The People’s Bank of China has begun easing monetary policy to respond to slowing economic growth, falling producer prices, and peak bond repayments. The success of this round of monetary easing depends on the allocation of funds to relevant companies and the effectiveness of heavy-handed restrictions on capital flows.
In response to slowing economic growth, falling producer prices, and peak bond repayments the People’s Bank of China has begun easing monetary policy. On January 15, the PBOC lowered banks’ required reserve ratio (RRR) by half a percentage point to 14 percent. It will be reduced by another half point on January 25. The central bank governor, Yi Gang, has said that there is room for further reductions and the cuts will be paired with policies that incentivize lending to small and micro enterprises. Yi also said he expects the cuts to release 1.5 trillion CNY into the banking system.
This round of monetary easing can only generate long-term positive benefits if two conditions are met: state banks must allocate a large enough proportion of the released funds to the relevant private companies. Second, strong outflow restrictions which can insulate the Chinese economy sufficiently from US rate hikes are necessary. Otherwise, the easing could lead to an even bigger accumulation of bad debt by state-owned companies and could result in damaging capital outflows.
State banks must be incentivized to lend to the private sector
With peak amounts of debt maturing in 2019, providing liquidity is necessary to protect big corporates with weak cash flows from default. But for the easing to also generate growth in the real economy it must reach credit-starved sectors. If not, the easing will only postpone an urgently needed resolution of problems in the financial sector without strengthening the economy’s ability to service debt.
The Chinese financial system allocates a disproportionate amount of new lending to unproductive investments. This becomes visible by looking at the relationship between new credit and GDP, the second of which is consistently smaller, meaning that debt is increasing at a faster pace than the ability to service it.
Domestic debt levels have risen steeply across all sectors of China’s economy – in 2018, total credit to non-financials exceeded 250% of GDP, compared to 150% before the global financial crisis struck a decade ago.
Since the beginning of 2017, the government has waged a partially successful deleveraging campaign. Positive achievements include moving off-balance-sheet shadow finance products back on to banks’ balance sheets. This is now clearly visible in credit data; the growth of bank lending is increasingly outpacing that of off-balance sheet financial products. Yet, the overall campaign has yet to see credit growth fall below nominal GDP growth. (See also our blog post: Policy in China still puts growth before deleveraging)
For small and micro enterprises, which already were neglected by the financial system, the deleveraging campaign brought about more difficulties in accessing financial opportunities. Under pressure to contain risks, banks directed the lion’s share of their lending to larger entities which are perceived to be more reliable when it comes to repayment.
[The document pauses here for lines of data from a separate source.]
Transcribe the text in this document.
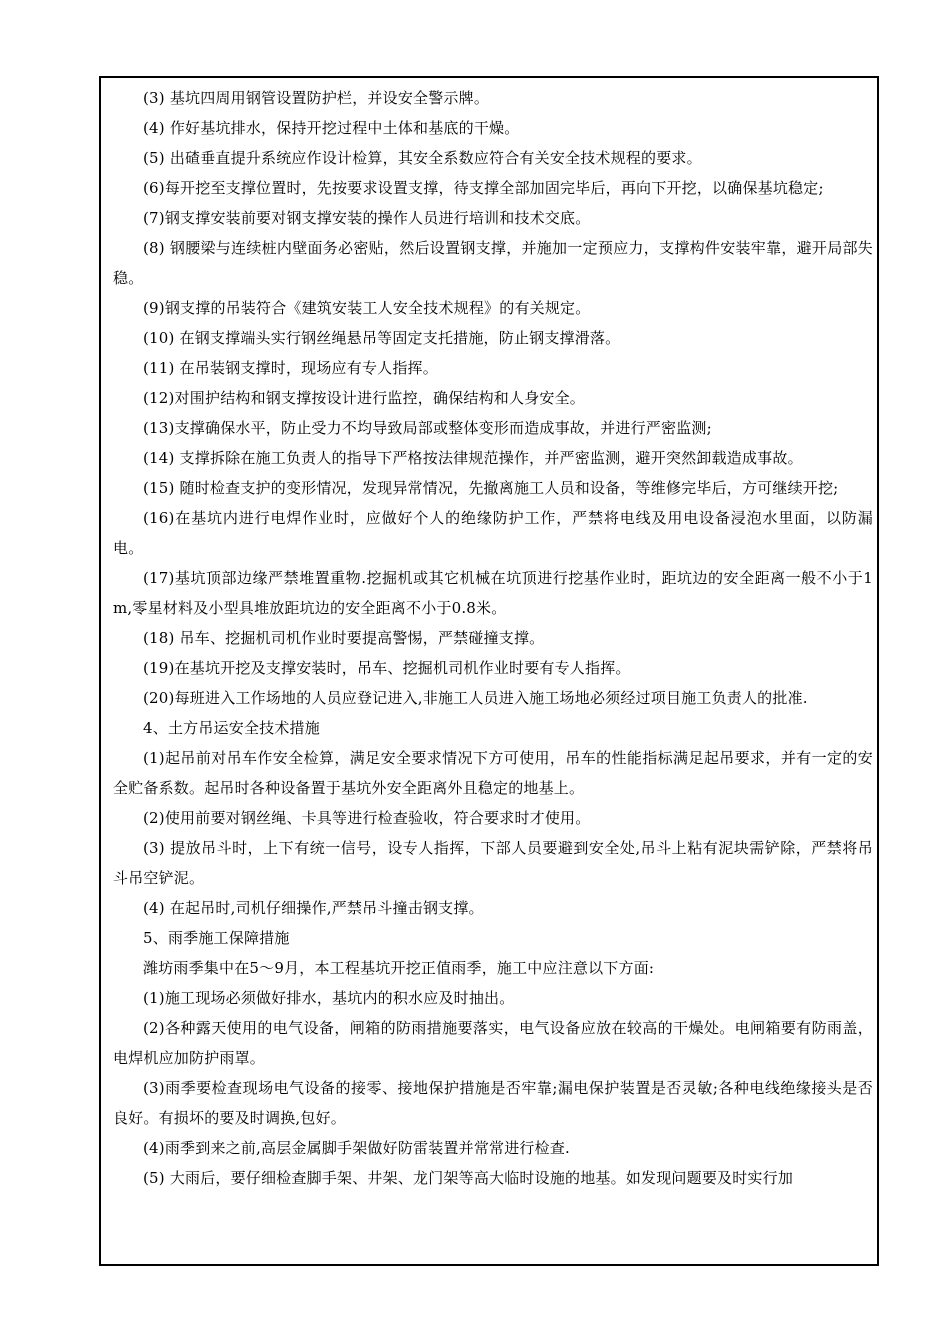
(3) 基坑四周用钢管设置防护栏，并设安全警示牌。

(4) 作好基坑排水，保持开挖过程中土体和基底的干燥。

(5) 出碴垂直提升系统应作设计检算，其安全系数应符合有关安全技术规程的要求。

(6)每开挖至支撑位置时，先按要求设置支撑，待支撑全部加固完毕后，再向下开挖，以确保基坑稳定;

(7)钢支撑安装前要对钢支撑安装的操作人员进行培训和技术交底。

(8) 钢腰梁与连续桩内壁面务必密贴，然后设置钢支撑，并施加一定预应力，支撑构件安装牢靠，避开局部失稳。

(9)钢支撑的吊装符合《建筑安装工人安全技术规程》的有关规定。

(10) 在钢支撑端头实行钢丝绳悬吊等固定支托措施，防止钢支撑滑落。

(11) 在吊装钢支撑时，现场应有专人指挥。

(12)对围护结构和钢支撑按设计进行监控，确保结构和人身安全。

(13)支撑确保水平，防止受力不均导致局部或整体变形而造成事故，并进行严密监测;

(14) 支撑拆除在施工负责人的指导下严格按法律规范操作，并严密监测，避开突然卸载造成事故。

(15) 随时检查支护的变形情况，发现异常情况，先撤离施工人员和设备，等维修完毕后，方可继续开挖;

(16)在基坑内进行电焊作业时，应做好个人的绝缘防护工作，严禁将电线及用电设备浸泡水里面，以防漏电。

(17)基坑顶部边缘严禁堆置重物.挖掘机或其它机械在坑顶进行挖基作业时，距坑边的安全距离一般不小于1m,零星材料及小型具堆放距坑边的安全距离不小于0.8米。

(18) 吊车、挖掘机司机作业时要提高警惕，严禁碰撞支撑。

(19)在基坑开挖及支撑安装时，吊车、挖掘机司机作业时要有专人指挥。

(20)每班进入工作场地的人员应登记进入,非施工人员进入施工场地必须经过项目施工负责人的批准.

4、土方吊运安全技术措施

(1)起吊前对吊车作安全检算，满足安全要求情况下方可使用，吊车的性能指标满足起吊要求，并有一定的安全贮备系数。起吊时各种设备置于基坑外安全距离外且稳定的地基上。

(2)使用前要对钢丝绳、卡具等进行检查验收，符合要求时才使用。

(3) 提放吊斗时，上下有统一信号，设专人指挥，下部人员要避到安全处,吊斗上粘有泥块需铲除，严禁将吊斗吊空铲泥。

(4) 在起吊时,司机仔细操作,严禁吊斗撞击钢支撑。

5、雨季施工保障措施

潍坊雨季集中在5～9月，本工程基坑开挖正值雨季，施工中应注意以下方面:

(1)施工现场必须做好排水，基坑内的积水应及时抽出。

(2)各种露天使用的电气设备，闸箱的防雨措施要落实，电气设备应放在较高的干燥处。电闸箱要有防雨盖，电焊机应加防护雨罩。

(3)雨季要检查现场电气设备的接零、接地保护措施是否牢靠;漏电保护装置是否灵敏;各种电线绝缘接头是否良好。有损坏的要及时调换,包好。

(4)雨季到来之前,高层金属脚手架做好防雷装置并常常进行检查.

(5) 大雨后，要仔细检查脚手架、井架、龙门架等高大临时设施的地基。如发现问题要及时实行加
In the first quarter of 2018, outstanding bank loans to small and micro enterprises grew at 14.4 percent. By the third quarter, growth had fallen to 9.8 percent. Meanwhile, overall bank lending remained almost unchanged, growing at 12.9 percent.
This sector is an important factor in the Chinese economy. Tightening credit conditions in the sector limit the abilities of potentially lucrative smaller businesses to take off or expand, which will hamper the growth potential of the economy. By injecting credit into the sector, the Chinese government tries to reduce the pressure. The PBOC now incentivizes state bank lending to the private sector by giving banks that lend sufficiently to smaller enterprises more room to set their own interest rates. This will be very difficult to accomplish as large institutions difficult to reform.